Each Party shall not assign the Supply Contract or its obligations, in full or parts of it, hereunder to a third party (except affiliates or subsidiaries) without written consent of the other Party.

§ 19 Waiver

The failure of DDL to insists upon the performance of any of these Purchase Terms or to exercise a right hereunder, shall not be construed as a waiver of the future performance of any such term or condition of the future exercise of such right, but the obligation of DDL with respect to such future performance shall continue in full force. Without limitation the foregoing, any waiver by DDL muss be in writing and signed by an authorised representative to be effective and enforceable.

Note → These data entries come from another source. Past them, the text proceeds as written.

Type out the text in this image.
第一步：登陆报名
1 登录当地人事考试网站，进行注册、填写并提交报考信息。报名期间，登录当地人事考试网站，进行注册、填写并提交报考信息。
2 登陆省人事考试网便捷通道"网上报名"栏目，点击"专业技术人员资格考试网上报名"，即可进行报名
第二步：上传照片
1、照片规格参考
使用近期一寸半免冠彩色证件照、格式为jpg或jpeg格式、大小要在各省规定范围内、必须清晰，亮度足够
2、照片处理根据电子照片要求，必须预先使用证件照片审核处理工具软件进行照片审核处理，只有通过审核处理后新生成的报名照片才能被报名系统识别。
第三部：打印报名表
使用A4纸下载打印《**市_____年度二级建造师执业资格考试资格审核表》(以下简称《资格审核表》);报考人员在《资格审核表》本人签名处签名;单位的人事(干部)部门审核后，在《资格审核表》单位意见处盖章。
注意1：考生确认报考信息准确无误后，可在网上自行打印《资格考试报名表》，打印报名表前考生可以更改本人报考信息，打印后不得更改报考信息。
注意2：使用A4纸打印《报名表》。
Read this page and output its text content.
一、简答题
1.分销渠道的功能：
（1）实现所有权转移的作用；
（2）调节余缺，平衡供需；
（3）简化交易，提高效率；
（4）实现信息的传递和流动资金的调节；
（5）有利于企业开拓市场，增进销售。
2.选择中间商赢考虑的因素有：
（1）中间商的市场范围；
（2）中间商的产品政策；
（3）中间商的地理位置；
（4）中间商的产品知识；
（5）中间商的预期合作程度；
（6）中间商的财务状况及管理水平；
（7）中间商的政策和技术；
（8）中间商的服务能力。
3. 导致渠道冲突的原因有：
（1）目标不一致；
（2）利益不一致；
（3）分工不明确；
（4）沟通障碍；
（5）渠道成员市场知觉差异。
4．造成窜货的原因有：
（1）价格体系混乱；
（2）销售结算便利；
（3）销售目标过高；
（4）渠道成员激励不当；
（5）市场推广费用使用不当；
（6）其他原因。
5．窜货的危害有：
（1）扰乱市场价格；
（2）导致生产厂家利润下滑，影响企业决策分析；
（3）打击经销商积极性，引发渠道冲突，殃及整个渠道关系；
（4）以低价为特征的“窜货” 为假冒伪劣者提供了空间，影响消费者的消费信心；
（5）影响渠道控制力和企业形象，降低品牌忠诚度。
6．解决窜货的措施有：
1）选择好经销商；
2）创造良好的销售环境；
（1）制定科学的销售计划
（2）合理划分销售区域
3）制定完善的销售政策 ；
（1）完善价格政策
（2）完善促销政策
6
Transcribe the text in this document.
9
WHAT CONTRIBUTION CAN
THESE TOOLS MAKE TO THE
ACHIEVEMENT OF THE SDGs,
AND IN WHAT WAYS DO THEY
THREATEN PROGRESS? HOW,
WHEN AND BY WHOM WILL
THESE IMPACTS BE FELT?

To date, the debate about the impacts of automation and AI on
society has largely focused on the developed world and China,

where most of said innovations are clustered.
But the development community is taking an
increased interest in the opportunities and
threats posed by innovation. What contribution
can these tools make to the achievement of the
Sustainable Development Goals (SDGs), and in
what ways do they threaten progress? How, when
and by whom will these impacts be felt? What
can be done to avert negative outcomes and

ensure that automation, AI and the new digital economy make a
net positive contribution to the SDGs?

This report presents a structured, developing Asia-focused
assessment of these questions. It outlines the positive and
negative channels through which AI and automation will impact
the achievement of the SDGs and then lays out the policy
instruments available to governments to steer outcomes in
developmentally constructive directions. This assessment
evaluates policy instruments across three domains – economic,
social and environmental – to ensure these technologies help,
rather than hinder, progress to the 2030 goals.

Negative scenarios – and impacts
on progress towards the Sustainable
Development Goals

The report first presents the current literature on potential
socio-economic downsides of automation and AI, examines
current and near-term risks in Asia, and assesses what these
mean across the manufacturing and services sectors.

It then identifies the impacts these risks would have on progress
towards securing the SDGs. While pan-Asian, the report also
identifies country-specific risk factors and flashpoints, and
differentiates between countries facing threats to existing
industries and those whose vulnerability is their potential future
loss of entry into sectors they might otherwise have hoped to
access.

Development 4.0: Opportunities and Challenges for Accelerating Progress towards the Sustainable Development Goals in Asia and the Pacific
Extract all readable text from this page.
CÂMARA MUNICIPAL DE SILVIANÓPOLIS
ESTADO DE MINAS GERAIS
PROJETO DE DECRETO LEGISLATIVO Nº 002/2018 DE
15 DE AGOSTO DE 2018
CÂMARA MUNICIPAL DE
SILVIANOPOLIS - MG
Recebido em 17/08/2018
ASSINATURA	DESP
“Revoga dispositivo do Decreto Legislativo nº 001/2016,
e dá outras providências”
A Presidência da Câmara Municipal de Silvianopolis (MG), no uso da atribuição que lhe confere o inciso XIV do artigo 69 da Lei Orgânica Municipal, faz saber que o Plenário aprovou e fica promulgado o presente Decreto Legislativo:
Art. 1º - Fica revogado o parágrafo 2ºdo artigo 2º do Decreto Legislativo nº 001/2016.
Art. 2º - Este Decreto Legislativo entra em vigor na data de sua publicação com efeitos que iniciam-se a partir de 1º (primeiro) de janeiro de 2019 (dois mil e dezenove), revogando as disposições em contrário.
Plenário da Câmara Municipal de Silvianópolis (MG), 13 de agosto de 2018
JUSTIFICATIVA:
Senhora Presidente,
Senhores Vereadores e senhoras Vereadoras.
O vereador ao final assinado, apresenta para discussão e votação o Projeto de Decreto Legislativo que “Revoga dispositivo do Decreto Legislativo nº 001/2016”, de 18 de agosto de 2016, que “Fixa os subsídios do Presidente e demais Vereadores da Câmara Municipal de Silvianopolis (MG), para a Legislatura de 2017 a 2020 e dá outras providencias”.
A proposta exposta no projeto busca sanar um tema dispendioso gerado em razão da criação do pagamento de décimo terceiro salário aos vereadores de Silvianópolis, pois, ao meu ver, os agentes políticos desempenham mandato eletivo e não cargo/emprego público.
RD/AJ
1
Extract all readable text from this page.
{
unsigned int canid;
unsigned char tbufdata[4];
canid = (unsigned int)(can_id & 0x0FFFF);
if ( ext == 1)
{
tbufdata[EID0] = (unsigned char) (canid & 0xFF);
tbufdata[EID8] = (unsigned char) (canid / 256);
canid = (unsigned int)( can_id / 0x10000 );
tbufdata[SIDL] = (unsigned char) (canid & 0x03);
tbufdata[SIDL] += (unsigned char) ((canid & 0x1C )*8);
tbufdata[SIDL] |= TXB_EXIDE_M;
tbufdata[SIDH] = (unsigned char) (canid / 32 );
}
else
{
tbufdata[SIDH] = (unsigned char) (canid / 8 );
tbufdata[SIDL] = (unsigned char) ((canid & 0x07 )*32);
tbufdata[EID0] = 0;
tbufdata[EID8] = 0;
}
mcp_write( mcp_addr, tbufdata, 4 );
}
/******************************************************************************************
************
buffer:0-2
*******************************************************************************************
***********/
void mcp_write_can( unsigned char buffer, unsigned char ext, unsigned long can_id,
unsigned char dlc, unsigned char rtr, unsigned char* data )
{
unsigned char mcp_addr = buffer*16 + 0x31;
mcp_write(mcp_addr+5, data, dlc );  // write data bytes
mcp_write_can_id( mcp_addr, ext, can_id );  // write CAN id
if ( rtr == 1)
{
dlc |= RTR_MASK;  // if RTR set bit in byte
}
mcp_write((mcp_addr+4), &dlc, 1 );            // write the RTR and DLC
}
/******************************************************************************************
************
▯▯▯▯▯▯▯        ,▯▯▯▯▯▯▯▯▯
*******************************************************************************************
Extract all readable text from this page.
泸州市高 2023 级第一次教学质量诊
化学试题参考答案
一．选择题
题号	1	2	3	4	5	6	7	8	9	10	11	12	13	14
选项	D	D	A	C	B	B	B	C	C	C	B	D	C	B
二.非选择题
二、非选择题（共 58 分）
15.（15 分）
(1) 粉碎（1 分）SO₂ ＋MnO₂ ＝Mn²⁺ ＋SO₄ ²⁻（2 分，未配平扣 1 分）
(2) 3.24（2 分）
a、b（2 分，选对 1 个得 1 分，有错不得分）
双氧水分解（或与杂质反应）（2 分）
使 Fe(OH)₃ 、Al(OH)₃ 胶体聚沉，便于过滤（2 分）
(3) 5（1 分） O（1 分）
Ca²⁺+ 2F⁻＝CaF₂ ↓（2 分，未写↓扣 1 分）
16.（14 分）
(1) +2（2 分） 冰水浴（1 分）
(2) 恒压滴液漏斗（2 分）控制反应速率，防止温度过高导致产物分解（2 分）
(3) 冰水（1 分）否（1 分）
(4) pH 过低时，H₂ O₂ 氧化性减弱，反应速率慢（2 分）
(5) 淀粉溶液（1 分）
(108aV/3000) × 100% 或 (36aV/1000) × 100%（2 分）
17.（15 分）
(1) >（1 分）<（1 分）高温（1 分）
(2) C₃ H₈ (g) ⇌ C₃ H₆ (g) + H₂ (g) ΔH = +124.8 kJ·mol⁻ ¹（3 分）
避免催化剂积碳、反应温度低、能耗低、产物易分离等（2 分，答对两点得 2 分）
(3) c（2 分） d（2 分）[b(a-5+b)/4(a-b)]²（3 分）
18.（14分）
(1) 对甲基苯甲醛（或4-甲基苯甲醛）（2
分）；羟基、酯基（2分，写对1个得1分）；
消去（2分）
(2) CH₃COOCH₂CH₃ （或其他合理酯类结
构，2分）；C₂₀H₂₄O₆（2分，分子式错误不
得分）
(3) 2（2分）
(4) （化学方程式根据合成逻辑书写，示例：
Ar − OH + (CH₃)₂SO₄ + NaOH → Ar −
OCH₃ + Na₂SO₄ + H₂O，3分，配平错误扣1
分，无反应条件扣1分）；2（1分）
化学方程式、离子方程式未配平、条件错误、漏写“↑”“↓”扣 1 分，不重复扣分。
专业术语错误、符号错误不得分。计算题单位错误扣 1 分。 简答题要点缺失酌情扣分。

§ 20 Right of Access and inspection

In so far as required by any certificate and / or quality management certification each party grants the other party the right to access its facilities including its offices, plants, production facilities, warehouses, and other storage areas during regular business and / or production hours (whichever is applicable) in order to carry out necessary inspections and audits. Furthermore, as part of the obligation to grand access to its facilities, each party is obligated to grant the other party the right to check any of its business documents related to the contractual relationship between the parties.

§21 Applicable Law

The Contract (including non-contractual disputes or claims arising out of or in connection with it) is governed by and construed in accordance with the law of the Federal Republic of Germany, and expressly exclude the United Nations Convention on Contracts for the International Sale of Goods (CISG).

§22 Arbitration

  1. All disputes arising out of or in connection with this contract or its validity shall be finally settled in accordance with the Arbitration Rules of the German Arbitration Institute (DIS) without recourse to the ordinary courts of law.
  2. The arbitral tribunal shall be compromised of three (3) members.
  3. The seat of the arbitration shall be Frankfurt, Germany.
  4. The language of Arbitration shall be German.
  5. In case the amount in dispute is lower than 50.000,00 EUR net (in words: fifty thousand Euro net) the arbitral tribunal shall be compromised of one (1) member and the arbitration shall be conducted according to the Expedited proceedings and Annex 4 of the DIS Arbitration Rules shall apply.